A. Green douze ans plus tôt dans un ouvrage intitulé « Le discours du vivant » qu’il publia dans les années 1960 en réaction à l’évolution des idées de J. Lacan qui selon lui avait tendance à évacuer le rôle des affects et du corps dans sa conceptualisation psychanalytique en insistant sur la question du langage et qui risquait finalement de réduire l’analyse à un jeu de signifiant, eut l’intention de redonner sa place à la dimension affective et corporelle dans l’expérience du discours.

En effet, Green distingue « le langage au sens purement linguistique et le discours qu’il décrit comme un retour de la matière corporelle dans le langage, discours qui réunit à la fois pensées, représentation, affects, actes et états du corps propre. »181. A. Green introduit par rapport à J. Lacan une différence non négligeable dans la question du discours en redonnant au corps et à sa position dans la relation une importance considérable. Il vient en fait nous alerter sur la position du sujet par rapport à l’énonciation.

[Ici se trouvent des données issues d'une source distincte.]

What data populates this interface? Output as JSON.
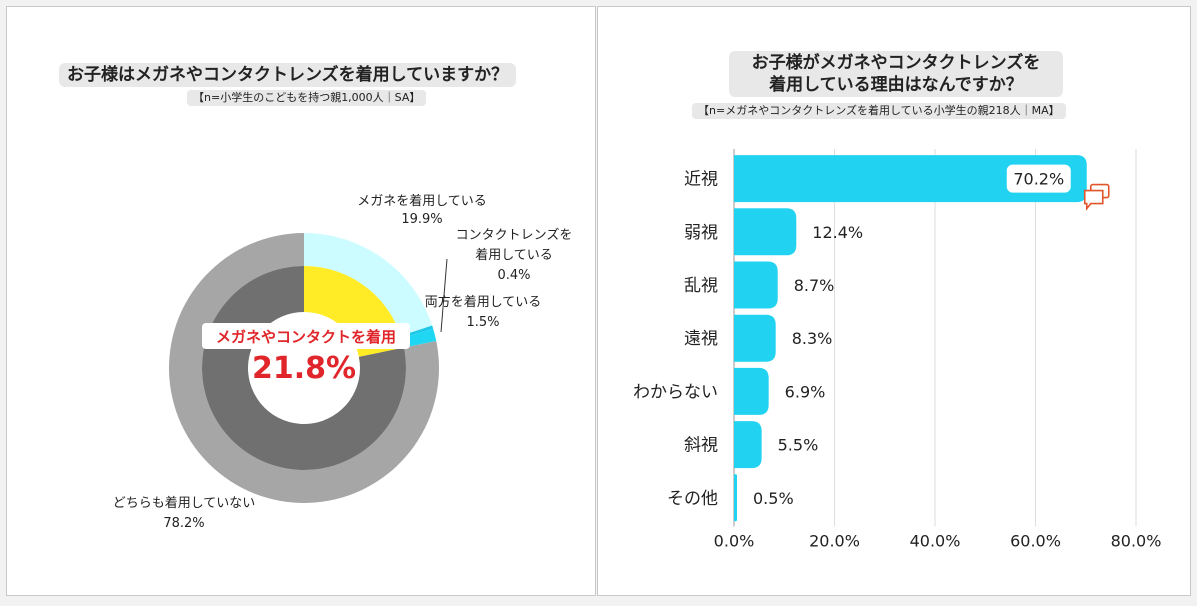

Nous allons voir plus bas que la subjectivité suivant le discours ne se place pas forcément du côté du sujet d’énonciation mais varie en fonction du mathème. De façon tout à fait pragmatique, nous allons observer topologiquement quelles incidences, quelles marques de subjectivité la séquence S1, s2 fait porter à l’analyse des discours. Avant d’aller plus loin, il semble pertinent d’apporter des éclaircissements sur notre systématisation du discours afin de permettre une lecture d’ensemble avec les outils nécessaires.

Bien qu’une remise en cause du semblant ait déjà été opérée dans les chapitres précédents, remise en cause que le lecteur n’a peut être pas remarquée et pas encore contestée ; il a été fait du semblant, par l’articulation signifiante des différents discours, le résultat d’une différence de potentiel entre la vérité du désir et la vérité du sujet, différence de potentiel non figée et potentiellement corrélative à la vérité.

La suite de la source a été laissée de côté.